Nubank 自建日志平台，优化成本与效率

Crane Worldwide Logistics Joins Streamfest 2025 — Hear Their Story (Sponsored)

Join us November 5-6 for Redpanda Streamfest, the two-day online event exploring the future of streaming data and real-time AI. Jared Noynaert, VP of Engineering at Crane Worldwide Logistics, will share insights on the fundamentals of modern data infrastructure — from isolation and auto-scaling to branching and serverless models that redefine how organizations scale. It’s a forward-looking look at the principles shaping next-generation architectures and where Redpanda and the broader Kafka ecosystem fit in. Streamfest features keynotes, demos, and case studies from engineers building the systems of tomorrow.

Disclaimer: The details in this post have been derived from the details shared online by the Nubank Engineering Team. All credit for the technical details goes to the Nubank Engineering Team. The links to the original articles and sources are present in the references section at the end of the post. We’ve attempted to analyze the details and provide our input about them. If you find any inaccuracies or omissions, please leave a comment, and we will do our best to fix them.

When a company grows rapidly, its technical systems are often pushed to their limits.

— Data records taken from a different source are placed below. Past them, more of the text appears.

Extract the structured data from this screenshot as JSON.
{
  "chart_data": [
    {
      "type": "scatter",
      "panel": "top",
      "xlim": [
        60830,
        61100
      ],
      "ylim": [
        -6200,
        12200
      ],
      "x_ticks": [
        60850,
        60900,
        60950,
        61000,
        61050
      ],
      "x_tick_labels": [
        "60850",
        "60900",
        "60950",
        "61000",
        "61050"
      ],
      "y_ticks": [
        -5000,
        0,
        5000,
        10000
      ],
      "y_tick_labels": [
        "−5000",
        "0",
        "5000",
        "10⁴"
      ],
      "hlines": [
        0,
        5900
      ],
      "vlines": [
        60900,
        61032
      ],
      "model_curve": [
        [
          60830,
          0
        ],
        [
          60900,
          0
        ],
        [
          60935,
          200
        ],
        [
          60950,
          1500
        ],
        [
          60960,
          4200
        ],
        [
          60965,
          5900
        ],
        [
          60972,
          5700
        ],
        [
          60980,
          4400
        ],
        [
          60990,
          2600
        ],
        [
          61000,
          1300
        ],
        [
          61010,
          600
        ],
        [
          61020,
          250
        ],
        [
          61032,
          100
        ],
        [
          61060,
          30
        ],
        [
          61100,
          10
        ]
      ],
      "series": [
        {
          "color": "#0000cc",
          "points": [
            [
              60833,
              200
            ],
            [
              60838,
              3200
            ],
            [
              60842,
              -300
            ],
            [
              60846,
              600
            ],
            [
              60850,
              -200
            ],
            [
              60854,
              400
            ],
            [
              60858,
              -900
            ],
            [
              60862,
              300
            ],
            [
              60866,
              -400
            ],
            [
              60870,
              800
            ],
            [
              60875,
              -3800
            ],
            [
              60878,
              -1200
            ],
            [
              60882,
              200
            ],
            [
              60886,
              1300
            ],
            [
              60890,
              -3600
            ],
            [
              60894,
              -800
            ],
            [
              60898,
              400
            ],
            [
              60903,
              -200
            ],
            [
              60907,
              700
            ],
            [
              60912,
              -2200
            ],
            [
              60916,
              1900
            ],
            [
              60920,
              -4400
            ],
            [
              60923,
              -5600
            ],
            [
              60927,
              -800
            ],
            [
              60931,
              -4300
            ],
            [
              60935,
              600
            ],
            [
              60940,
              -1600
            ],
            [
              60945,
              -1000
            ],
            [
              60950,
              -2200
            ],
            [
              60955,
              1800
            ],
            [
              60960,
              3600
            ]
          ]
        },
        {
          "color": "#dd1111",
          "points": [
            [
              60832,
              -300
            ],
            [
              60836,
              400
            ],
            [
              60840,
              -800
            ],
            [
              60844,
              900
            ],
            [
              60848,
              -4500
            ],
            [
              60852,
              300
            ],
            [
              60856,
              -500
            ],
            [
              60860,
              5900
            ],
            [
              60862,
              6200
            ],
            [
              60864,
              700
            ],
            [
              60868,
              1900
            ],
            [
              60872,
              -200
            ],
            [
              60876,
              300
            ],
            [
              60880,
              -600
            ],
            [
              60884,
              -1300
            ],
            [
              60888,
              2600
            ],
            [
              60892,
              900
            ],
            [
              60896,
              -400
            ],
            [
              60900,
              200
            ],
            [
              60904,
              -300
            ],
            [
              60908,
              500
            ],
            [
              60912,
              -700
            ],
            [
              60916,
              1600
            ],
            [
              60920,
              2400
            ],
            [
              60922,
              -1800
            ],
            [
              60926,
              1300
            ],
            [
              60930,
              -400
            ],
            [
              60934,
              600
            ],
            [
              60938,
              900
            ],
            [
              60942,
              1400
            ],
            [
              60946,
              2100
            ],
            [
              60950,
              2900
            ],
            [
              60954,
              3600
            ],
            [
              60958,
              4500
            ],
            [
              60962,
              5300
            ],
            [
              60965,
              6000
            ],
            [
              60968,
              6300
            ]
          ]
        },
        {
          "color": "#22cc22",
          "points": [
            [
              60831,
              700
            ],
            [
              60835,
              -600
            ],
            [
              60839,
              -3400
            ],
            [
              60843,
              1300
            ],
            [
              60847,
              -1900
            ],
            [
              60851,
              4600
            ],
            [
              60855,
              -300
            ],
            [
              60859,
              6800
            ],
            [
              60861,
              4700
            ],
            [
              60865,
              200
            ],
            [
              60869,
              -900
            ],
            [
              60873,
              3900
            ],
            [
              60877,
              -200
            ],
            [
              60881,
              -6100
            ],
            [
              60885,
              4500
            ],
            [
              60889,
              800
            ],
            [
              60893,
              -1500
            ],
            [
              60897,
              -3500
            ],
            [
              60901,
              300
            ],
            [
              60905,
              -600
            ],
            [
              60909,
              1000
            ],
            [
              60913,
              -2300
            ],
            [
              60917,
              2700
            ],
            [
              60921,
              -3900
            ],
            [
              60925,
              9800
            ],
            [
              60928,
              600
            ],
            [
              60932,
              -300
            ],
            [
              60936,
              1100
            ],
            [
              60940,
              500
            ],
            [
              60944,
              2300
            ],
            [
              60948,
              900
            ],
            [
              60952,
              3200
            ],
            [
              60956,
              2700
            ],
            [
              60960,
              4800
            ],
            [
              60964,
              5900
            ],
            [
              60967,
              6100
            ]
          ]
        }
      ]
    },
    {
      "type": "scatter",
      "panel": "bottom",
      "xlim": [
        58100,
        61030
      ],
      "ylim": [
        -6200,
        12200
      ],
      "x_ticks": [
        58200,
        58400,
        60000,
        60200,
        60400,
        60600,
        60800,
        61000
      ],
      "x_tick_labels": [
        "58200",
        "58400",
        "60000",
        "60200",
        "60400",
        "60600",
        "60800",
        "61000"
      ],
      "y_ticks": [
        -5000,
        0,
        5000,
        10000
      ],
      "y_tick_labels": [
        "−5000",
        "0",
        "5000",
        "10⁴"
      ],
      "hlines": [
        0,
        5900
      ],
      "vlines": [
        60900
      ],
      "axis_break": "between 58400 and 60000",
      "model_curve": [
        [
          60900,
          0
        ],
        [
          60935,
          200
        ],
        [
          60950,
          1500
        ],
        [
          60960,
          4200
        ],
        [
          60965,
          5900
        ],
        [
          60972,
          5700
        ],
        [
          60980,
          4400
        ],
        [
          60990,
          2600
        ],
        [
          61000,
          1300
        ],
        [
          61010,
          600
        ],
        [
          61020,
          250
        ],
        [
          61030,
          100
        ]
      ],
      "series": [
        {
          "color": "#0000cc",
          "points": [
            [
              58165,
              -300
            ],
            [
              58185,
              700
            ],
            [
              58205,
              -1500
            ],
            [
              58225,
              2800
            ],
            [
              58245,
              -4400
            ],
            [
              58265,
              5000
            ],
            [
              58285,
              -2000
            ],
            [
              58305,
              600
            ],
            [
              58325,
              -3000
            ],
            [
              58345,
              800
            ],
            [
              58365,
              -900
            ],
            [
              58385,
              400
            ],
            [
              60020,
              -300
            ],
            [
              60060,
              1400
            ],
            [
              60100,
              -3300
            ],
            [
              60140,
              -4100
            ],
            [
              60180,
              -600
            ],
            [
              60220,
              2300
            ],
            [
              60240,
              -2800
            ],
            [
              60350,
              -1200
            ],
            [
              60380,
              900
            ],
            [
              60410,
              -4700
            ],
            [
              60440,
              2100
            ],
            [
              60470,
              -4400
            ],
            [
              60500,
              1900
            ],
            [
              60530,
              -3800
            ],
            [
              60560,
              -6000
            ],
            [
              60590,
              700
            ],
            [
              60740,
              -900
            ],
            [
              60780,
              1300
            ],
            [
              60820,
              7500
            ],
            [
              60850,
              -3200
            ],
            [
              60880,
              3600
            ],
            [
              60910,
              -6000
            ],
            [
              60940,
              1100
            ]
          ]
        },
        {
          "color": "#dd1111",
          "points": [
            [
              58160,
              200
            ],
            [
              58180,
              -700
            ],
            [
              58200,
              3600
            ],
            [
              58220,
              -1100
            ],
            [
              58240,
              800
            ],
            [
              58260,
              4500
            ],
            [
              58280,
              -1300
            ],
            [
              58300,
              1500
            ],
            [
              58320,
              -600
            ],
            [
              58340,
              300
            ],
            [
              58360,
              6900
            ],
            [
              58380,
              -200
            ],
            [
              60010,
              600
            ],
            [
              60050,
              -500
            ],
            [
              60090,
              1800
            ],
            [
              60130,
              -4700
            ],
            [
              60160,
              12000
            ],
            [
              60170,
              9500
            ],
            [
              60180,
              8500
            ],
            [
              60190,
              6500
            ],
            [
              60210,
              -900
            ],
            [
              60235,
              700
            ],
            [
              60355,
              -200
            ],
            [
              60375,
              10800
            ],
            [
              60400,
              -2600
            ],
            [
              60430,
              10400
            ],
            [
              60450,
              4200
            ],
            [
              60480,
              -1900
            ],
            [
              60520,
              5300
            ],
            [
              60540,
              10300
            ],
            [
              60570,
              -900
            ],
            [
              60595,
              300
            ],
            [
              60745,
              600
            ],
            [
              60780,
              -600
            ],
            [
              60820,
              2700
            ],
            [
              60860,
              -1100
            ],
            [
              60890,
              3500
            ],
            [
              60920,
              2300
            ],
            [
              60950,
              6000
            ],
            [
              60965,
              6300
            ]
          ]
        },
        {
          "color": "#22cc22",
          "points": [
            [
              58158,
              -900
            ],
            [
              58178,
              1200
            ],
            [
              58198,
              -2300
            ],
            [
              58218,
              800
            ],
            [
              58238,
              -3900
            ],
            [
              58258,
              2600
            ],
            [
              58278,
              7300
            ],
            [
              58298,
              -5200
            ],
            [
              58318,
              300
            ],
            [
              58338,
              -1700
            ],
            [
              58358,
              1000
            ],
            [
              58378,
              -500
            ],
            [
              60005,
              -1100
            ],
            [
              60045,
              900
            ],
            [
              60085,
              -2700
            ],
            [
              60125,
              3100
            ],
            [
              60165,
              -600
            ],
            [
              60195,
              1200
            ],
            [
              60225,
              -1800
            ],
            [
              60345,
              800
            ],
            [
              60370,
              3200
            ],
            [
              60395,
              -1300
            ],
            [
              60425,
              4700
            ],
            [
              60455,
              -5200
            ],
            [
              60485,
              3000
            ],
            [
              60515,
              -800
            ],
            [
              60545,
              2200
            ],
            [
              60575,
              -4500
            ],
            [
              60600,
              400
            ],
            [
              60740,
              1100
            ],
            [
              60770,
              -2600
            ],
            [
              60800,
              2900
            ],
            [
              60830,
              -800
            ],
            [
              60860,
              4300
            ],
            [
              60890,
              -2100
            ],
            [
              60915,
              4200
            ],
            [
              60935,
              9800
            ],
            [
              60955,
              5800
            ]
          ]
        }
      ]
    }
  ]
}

This is exactly what happened with Nubank, one of the largest digital banks in the world. As the company scaled its operations, the logging platform it relied on began to show serious cracks. Logging may sound like a small part of a tech stack, but it plays a critical role. Every time a service runs, it generates logs that help engineers understand what is happening behind the scenes. These logs are essential for monitoring systems, fixing problems quickly, and keeping the platform stable.

Nubank was using an external vendor to handle its log ingestion and storage. Over time, this setup became both costly and difficult to manage. The engineering team had very limited visibility into how logs were collected and stored, which made troubleshooting production issues harder. If something went wrong, they could not always trust that the logs they needed would be available.

Costs were also rising fast, with no clear way to predict future spending. The only way to handle more load was to pay more money. On top of that, important tools like alerts and dashboards were tied directly to the vendor’s platform, making it difficult to change providers. Finally, whenever log ingestion spiked, it would slow down the querying process, affecting incident response.

These challenges pushed Nubank to build its own in-house logging platform to take back control, reduce costs, and ensure a stable foundation for its fast-growing systems.

In this article, we will look at how Nubank built its in-house logging platform and the challenges the team faced.

The Initial Logging Architecture

Before building its own logging platform, Nubank relied entirely on a third-party vendor.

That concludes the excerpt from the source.